Elle fait un mouvement gracieux du poignet et referme la main dans le vide. Je retiens ma respiration comprenant enfin qui elle est, ou plutôt, ce qu’elle est : une sorcière. Bob arrête soudainement de geindre et après quelques secondes silencieuses, il est prit de spasmes intenses. Un liquide noir se met à couler de son nez et de sa bouche. Il suffoque. Maintenant totalement couché contre les pavés de la rue, son corps soubresaute et il essaie désespérément d’atteindre la jambe de celle qui est en train de le tuer. Elle le rejette d’un simple coup de pied, comme un vulgaire caillox sur son chemin. Cette lutte invisible dure encore un peu avant que Bob Clocker ne finisse par mourir, noyé par la magie.

La sorcière remet ses gants et pousse un soupir d’ennui. Elle contemple les trois cadavres avec lassitude puis lève les yeux vers le ciel. Vers moi.

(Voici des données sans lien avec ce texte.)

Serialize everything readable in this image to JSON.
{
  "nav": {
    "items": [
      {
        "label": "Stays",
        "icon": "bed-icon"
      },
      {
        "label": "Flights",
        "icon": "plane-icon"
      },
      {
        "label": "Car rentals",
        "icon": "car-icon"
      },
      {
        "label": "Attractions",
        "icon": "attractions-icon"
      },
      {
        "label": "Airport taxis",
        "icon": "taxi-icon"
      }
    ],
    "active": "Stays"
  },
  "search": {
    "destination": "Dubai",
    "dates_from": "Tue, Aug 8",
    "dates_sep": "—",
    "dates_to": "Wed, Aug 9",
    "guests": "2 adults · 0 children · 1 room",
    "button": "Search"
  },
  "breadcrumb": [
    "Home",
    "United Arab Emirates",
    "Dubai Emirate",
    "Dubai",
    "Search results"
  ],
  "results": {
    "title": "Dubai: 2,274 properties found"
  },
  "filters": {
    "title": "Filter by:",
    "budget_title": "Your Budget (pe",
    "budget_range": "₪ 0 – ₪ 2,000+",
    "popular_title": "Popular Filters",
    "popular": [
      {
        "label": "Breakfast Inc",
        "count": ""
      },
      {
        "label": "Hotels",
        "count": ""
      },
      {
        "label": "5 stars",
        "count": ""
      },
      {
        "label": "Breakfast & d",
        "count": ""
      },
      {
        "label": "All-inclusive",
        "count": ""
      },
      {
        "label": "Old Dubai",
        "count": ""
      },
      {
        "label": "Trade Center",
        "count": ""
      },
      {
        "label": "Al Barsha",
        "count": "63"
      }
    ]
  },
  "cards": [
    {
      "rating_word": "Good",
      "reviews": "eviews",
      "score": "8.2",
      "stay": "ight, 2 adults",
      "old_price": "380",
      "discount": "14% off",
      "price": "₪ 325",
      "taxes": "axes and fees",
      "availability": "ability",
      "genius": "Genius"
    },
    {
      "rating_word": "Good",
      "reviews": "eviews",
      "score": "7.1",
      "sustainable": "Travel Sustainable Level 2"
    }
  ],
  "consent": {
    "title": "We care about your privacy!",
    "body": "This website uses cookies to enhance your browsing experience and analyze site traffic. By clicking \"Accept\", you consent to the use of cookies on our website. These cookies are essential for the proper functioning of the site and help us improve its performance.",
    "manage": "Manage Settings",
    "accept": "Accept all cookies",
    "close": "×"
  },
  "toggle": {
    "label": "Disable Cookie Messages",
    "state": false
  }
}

Je me plaque précipitamment contre la toiture depuis laquelle j’observais la scène. J’attends de longues minutes, n’osant pas me relever. Au bout d’un certain temps, n’entendant plus rien au alentours, je jette prudemment un coup d’œil en bas. Il n’y a plus personne, à part bien évidemment les trois morts qui jonchent le sol. Je décide tout de même d’attendre encore, au cas où ils reviendraient pour je ne sais quelles raisons. Les nuages défilent dans le ciel tandis que je compte les secondes. Lorsque j’atteins cinq-cents, je me décide à redescendre de mon perchoir. J’entame la désescalade à l’aide d’une gouttière et m’accrochant aux irrégularités des murs. Une fois en bas, je m’approche de ce carnage d’où se dégage maintenant l’infâme odeur des corps en putréfaction. Quelques mouches volettent déjà joyeusement autour des corps des gardes, mais aucunes ne s’approche de celui de Bob Clocker, sans doute par peur de la flaque noir qui l’entoure. Je m’accroupis pour observer ce liquide étrange. Des sortes de vapes âcres s’élèvent au dessus et viennent me chatouiller la gorge.

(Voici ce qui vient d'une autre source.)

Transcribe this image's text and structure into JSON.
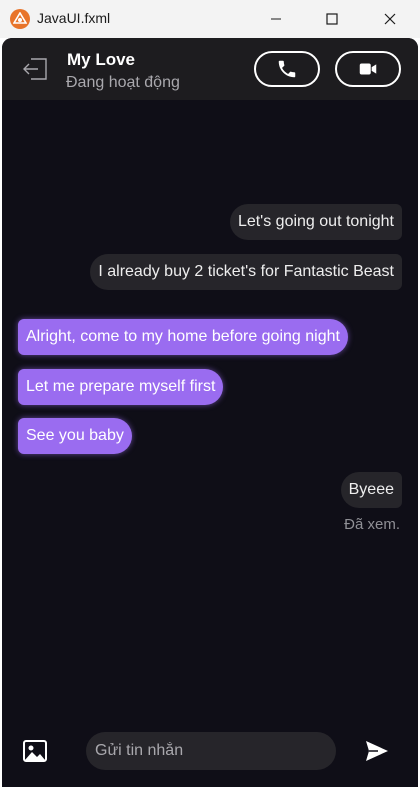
{
  "window": {
    "title": "JavaUI.fxml"
  },
  "header": {
    "contact_name": "My Love",
    "status": "Đang hoạt động"
  },
  "messages": [
    {
      "side": "sent",
      "text": "Let's going out tonight"
    },
    {
      "side": "sent",
      "text": "I already buy 2 ticket's for Fantastic Beast"
    },
    {
      "side": "recv",
      "text": "Alright, come to my home before going night"
    },
    {
      "side": "recv",
      "text": "Let me prepare myself first"
    },
    {
      "side": "recv",
      "text": "See you baby"
    },
    {
      "side": "sent",
      "text": "Byeee"
    }
  ],
  "seen_label": "Đã xem.",
  "composer": {
    "placeholder": "Gửi tin nhắn"
  },
  "colors": {
    "background": "#0f0e17",
    "header": "#1d1c1f",
    "sent_bubble": "#26252a",
    "received_bubble": "#9a6cf0"
  },
  "icons": [
    "app-logo-icon",
    "minimize-icon",
    "maximize-icon",
    "close-icon",
    "back-icon",
    "phone-icon",
    "video-camera-icon",
    "image-icon",
    "send-icon"
  ]
}
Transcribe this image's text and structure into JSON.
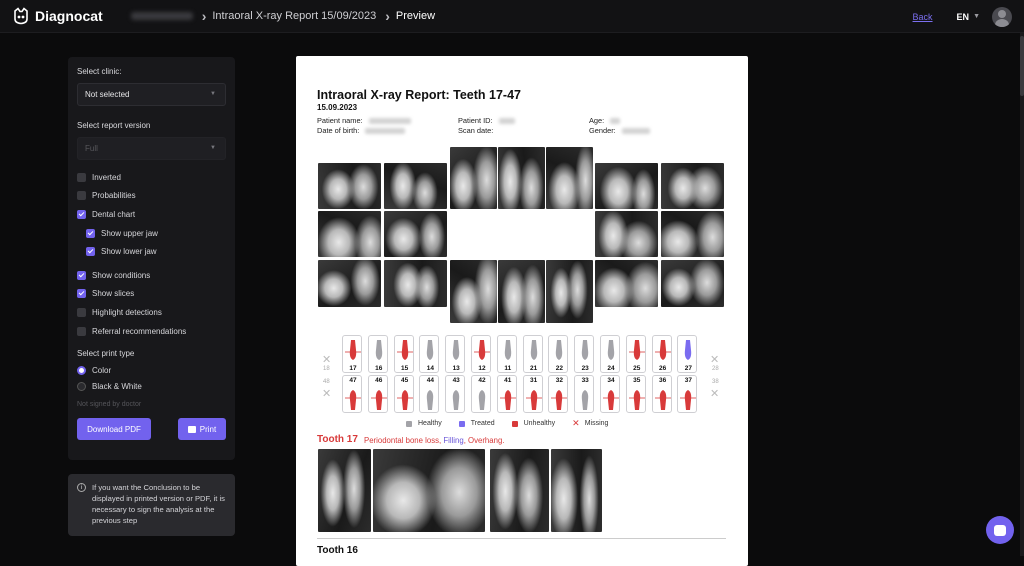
{
  "header": {
    "brand": "Diagnocat",
    "breadcrumbs": [
      "Intraoral X-ray Report 15/09/2023",
      "Preview"
    ],
    "back_label": "Back",
    "language": "EN"
  },
  "settings": {
    "clinic_label": "Select clinic:",
    "clinic_value": "Not selected",
    "version_label": "Select report version",
    "version_value": "Full",
    "options": [
      {
        "label": "Inverted",
        "checked": false,
        "indent": false
      },
      {
        "label": "Probabilities",
        "checked": false,
        "indent": false
      },
      {
        "label": "Dental chart",
        "checked": true,
        "indent": false
      },
      {
        "label": "Show upper jaw",
        "checked": true,
        "indent": true
      },
      {
        "label": "Show lower jaw",
        "checked": true,
        "indent": true
      },
      {
        "label": "Show conditions",
        "checked": true,
        "indent": false
      },
      {
        "label": "Show slices",
        "checked": true,
        "indent": false
      },
      {
        "label": "Highlight detections",
        "checked": false,
        "indent": false
      },
      {
        "label": "Referral recommendations",
        "checked": false,
        "indent": false
      }
    ],
    "print_type_label": "Select print type",
    "print_types": [
      {
        "label": "Color",
        "selected": true
      },
      {
        "label": "Black & White",
        "selected": false
      }
    ],
    "not_signed": "Not signed by doctor",
    "download_label": "Download PDF",
    "print_label": "Print",
    "info": "If you want the Conclusion to be displayed in printed version or PDF, it is necessary to sign the analysis at the previous step"
  },
  "report": {
    "title": "Intraoral X-ray Report: Teeth 17-47",
    "date": "15.09.2023",
    "patient_name_label": "Patient name:",
    "dob_label": "Date of birth:",
    "patient_id_label": "Patient ID:",
    "scan_date_label": "Scan date:",
    "age_label": "Age:",
    "gender_label": "Gender:",
    "upper_teeth": [
      {
        "num": "17",
        "status": "unhealthy"
      },
      {
        "num": "16",
        "status": "healthy"
      },
      {
        "num": "15",
        "status": "unhealthy"
      },
      {
        "num": "14",
        "status": "healthy"
      },
      {
        "num": "13",
        "status": "healthy"
      },
      {
        "num": "12",
        "status": "unhealthy"
      },
      {
        "num": "11",
        "status": "healthy"
      },
      {
        "num": "21",
        "status": "healthy"
      },
      {
        "num": "22",
        "status": "healthy"
      },
      {
        "num": "23",
        "status": "healthy"
      },
      {
        "num": "24",
        "status": "healthy"
      },
      {
        "num": "25",
        "status": "unhealthy"
      },
      {
        "num": "26",
        "status": "unhealthy"
      },
      {
        "num": "27",
        "status": "treated"
      }
    ],
    "lower_teeth": [
      {
        "num": "47",
        "status": "unhealthy"
      },
      {
        "num": "46",
        "status": "unhealthy"
      },
      {
        "num": "45",
        "status": "unhealthy"
      },
      {
        "num": "44",
        "status": "healthy"
      },
      {
        "num": "43",
        "status": "healthy"
      },
      {
        "num": "42",
        "status": "healthy"
      },
      {
        "num": "41",
        "status": "unhealthy"
      },
      {
        "num": "31",
        "status": "unhealthy"
      },
      {
        "num": "32",
        "status": "unhealthy"
      },
      {
        "num": "33",
        "status": "healthy"
      },
      {
        "num": "34",
        "status": "unhealthy"
      },
      {
        "num": "35",
        "status": "unhealthy"
      },
      {
        "num": "36",
        "status": "unhealthy"
      },
      {
        "num": "37",
        "status": "unhealthy"
      }
    ],
    "missing_left_upper": "18",
    "missing_left_lower": "48",
    "missing_right_upper": "28",
    "missing_right_lower": "38",
    "legend": {
      "healthy": "Healthy",
      "treated": "Treated",
      "unhealthy": "Unhealthy",
      "missing": "Missing"
    },
    "tooth17_title": "Tooth 17",
    "tooth17_cond1": "Periodontal bone loss, ",
    "tooth17_cond2": "Filling",
    "tooth17_cond3": ", Overhang.",
    "tooth16_title": "Tooth 16"
  },
  "colors": {
    "accent": "#7262ee",
    "healthy": "#a3a3a8",
    "unhealthy": "#d83a3a",
    "treated": "#7a6cf0"
  }
}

Je me met à fouiller le cadavre, dans le but de trouver une explication à tout ça. Pourquoi Bob Clocker était-il en contact avec une sorcière ? Qui était-elle ? Que lui avait-elle demandé ? Je ne trouve malheureusement que quelques piécettes et une vieille flasque d’alcool, rien qui ne m’éclaire. Je m’apprête à me relever lorsque j’aperçois un léger scintillement à son bras. Je soulève la manche de sa veste qui me révèle une montre en argent, de très bonne qualité et fonctionnant parfaitement. Je suis prise d’un instant d’hésitation mais, après tout, il n’en a plus besoin… Je détache la montre de son bras tout en évitant de toucher le liquide noir et la fourre dans ma poche.

J’entends au loin des gens approchant dans ma direction, m’indiquant qu’il est l’heure de déguerpir. Je file vers l’autre bout de la rue et m’engage vers le chemin du Rat-sans-Queue pour aller faire mon rapport à Talon.